(Corrects name of Jay's former employer in paragraph 10)
By Matt Siegel and Colin Packham
SYDNEY, Jan 20 (Reuters) - The rise of mobile betting is
transforming global sports wagering faster than regulators can
react, flooding the industry with cash and potentially
contributing to corruption scandals like the one roiling world
tennis, experts and insiders say.
Allegations this week that tennis authorities failed to deal
with widespread match-fixing has rocked the game, following
similar allegations that have blighted cricket, football and
other sports.
The ubiquity of mobile phones and tablets has helped
transformed bookmakers from operators of dingy, smoke-filled
betting shops into multi-billion dollar de facto tech firms,
pouring resources into developing apps and complex algorithms
and marketing to younger and broader demographics.
"We're no longer restricted by geography or the limited
choices of one betting company. And we have wall-to-wall sport
every day of the week from across the globe beamed into our
lounge rooms, on our smartphones," said Scott Ferguson, a
wagering industry consultant. "Technology is everything."
The greatest danger for mobile gambling to intersect with
corruption lies in the ease of fixing a one-on-one sport like
tennis, darts or snooker, according to experts and professional
gamblers.
Mobile apps that allow in-game betting on individual points
or games allow athletes to stealthily manipulate the results and
may strike some of them as less unethical as throwing an entire
match, said Sally Gainsbury, a senior lecturer at Southern Cross
University who has written a book on the subject.
"A PERFECT COMBINATION"
Most major bookmakers operate from small offshore
jurisdictions, making accurate predictions of industry worth
extremely difficult, said Gainsbury.
"There's a large grey sort of offshore market ... in every
country, where it's actually just not possible for the
government to regulate these sites that are based in all these
tiny remote jurisdictions," she told Reuters.
"So it's difficult to get a really accurate size of how much
people are betting because a lot of it is actually illegal."
Patrick Jay, a betting consultant and former sports and
football director at Ladbrokes , estimates the global sports
betting market is likely worth about $1 trillion a year, having
doubled in size in the last five years. He expects it to double
again in the next five.
The Australian government, citing a 2015 United Nations
conference at which Jay was a speaker, put that figure as high
as $3 trillion, of which 90 percent was "illegal" or in
contravention of laws regulating gambling in which the bet was
placed.
That range of figures, which includes betting on sports from
soccer, cricket and tennis to much less widely followed sports
like snooker, darts and table tennis but excludes racing,
illustrates the difficulty in accurately valuing the overall
market.
"It has grown because of mobile technology.
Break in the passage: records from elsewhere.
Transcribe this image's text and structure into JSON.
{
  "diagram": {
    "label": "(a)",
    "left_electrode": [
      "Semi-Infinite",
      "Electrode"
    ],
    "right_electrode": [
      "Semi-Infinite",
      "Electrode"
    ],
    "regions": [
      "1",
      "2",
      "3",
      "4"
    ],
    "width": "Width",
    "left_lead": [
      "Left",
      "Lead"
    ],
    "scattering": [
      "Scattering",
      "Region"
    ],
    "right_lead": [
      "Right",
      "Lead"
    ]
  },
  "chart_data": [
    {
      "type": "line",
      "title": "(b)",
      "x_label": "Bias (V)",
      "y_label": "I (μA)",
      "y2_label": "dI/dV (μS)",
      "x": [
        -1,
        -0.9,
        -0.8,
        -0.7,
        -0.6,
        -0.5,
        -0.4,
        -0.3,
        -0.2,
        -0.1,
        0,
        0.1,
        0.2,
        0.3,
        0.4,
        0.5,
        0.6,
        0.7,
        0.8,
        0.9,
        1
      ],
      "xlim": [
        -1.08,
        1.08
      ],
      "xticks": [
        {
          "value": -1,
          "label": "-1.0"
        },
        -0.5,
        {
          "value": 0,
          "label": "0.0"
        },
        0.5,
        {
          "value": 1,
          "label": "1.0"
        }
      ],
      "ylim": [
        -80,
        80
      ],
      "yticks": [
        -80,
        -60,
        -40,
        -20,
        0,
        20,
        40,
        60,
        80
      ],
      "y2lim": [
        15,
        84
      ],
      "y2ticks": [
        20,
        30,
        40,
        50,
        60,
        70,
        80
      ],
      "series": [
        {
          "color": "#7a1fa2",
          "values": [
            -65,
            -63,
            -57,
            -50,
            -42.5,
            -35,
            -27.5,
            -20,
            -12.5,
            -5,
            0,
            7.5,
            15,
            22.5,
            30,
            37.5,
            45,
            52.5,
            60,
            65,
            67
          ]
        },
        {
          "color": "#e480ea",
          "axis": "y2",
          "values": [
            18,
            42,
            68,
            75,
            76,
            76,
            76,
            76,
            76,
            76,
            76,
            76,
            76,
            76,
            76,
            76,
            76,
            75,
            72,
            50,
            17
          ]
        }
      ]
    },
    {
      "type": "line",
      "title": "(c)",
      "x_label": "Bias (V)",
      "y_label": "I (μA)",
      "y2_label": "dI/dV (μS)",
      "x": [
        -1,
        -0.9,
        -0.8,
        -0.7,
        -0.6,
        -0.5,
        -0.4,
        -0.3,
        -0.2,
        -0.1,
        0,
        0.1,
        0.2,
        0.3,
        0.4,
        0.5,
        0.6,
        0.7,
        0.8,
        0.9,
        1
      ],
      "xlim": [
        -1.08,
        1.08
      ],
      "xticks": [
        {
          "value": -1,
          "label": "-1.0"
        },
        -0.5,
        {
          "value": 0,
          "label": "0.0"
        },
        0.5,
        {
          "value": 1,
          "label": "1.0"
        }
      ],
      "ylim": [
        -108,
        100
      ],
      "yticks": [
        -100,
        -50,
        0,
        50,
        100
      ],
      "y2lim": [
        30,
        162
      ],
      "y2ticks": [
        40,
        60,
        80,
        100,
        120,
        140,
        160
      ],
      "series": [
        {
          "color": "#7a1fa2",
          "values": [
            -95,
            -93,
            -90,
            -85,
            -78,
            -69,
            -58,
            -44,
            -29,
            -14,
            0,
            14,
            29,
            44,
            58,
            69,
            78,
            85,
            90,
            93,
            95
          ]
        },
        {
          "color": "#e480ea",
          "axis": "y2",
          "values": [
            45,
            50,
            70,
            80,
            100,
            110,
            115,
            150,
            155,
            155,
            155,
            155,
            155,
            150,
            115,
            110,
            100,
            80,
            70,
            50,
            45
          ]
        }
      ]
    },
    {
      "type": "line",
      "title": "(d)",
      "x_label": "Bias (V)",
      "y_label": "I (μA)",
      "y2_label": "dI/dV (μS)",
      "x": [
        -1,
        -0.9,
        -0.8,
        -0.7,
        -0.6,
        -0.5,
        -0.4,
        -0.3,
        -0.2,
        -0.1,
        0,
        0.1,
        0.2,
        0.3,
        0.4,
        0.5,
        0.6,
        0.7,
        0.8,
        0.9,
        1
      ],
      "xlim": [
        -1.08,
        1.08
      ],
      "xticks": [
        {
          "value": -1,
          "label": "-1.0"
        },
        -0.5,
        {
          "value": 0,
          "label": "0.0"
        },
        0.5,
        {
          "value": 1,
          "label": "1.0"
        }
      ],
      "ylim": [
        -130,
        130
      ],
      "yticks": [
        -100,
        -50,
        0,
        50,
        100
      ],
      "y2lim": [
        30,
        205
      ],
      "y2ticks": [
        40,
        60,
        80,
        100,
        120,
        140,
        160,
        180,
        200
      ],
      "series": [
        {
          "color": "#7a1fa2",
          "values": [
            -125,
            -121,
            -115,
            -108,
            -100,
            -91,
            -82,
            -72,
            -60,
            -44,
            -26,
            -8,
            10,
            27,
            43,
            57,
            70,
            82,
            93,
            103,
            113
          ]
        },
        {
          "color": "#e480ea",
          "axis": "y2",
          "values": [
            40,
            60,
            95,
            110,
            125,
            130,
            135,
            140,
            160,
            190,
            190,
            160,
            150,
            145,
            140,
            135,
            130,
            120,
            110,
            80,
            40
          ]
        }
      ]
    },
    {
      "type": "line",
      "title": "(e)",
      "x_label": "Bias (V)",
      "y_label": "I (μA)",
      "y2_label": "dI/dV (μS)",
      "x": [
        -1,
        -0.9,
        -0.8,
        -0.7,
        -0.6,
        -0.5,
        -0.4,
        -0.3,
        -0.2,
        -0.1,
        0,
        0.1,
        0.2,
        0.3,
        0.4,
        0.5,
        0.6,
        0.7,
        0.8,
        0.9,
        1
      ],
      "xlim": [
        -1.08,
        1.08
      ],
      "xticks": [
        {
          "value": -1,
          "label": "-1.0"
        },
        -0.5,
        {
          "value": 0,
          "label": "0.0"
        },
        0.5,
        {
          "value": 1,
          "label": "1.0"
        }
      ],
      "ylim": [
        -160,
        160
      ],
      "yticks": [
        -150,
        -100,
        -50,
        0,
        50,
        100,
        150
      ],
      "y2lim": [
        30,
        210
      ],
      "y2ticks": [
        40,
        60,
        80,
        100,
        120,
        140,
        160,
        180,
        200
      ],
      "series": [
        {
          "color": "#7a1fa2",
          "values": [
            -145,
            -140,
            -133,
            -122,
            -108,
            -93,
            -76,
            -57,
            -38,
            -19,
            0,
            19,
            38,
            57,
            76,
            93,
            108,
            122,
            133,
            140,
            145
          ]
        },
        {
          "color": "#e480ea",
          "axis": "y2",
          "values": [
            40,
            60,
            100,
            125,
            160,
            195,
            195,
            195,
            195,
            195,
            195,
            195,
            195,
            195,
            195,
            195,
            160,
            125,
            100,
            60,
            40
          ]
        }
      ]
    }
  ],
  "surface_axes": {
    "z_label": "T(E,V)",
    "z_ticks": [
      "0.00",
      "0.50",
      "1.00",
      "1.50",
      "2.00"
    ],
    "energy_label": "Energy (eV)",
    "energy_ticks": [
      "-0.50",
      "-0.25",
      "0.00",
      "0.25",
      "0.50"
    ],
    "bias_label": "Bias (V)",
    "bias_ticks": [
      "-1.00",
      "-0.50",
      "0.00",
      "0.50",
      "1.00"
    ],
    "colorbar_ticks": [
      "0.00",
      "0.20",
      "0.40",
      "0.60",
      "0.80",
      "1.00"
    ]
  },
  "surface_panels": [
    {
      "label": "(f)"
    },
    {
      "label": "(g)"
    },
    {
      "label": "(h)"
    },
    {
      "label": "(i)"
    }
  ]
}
It allows people
to place bets anywhere, anytime," Jay told Reuters. "People are
also dealing in credit, and therefore accounts are being run all
over the world. It has created a perfect combination."
Leading bookmakers including Betfair Group PLC BETF.L ,
Ladbrokes PLC LAD.L , Paddy Power PLC PLSA.I and William Hill
PLC WMH.L did not respond to requests for comment. There have
not been any allegations of wrongdoing by the bookmakers in the
World Tennis scandal.
Worried about the boom in sports betting and incidents of
match fixing, countries like Australia and across the European
Union are in the process of reviewing laws that experts like
Gainsbury say are "hopelessly outdated".
In Australia, for example, 2001 laws regulating Internet
sport betting bar anyone from placing a bet on a sporting event
online once it has begun, despite allowing live betting over the
phone or at retail bookmakers.
William Hill, an official partner of the Australian Open,
has a new "Bet-in-Play" feature for its Australian customers
that requires access to a smartphone's microphone while the bet
is placed to comply with such laws.
"There's been a lot of stagnation where a lot of countries
originally said, 'Well this is illegal, we won't let them do
this', but of course with the internet you can't make things
illegal and stop people going online," Gainsbury said.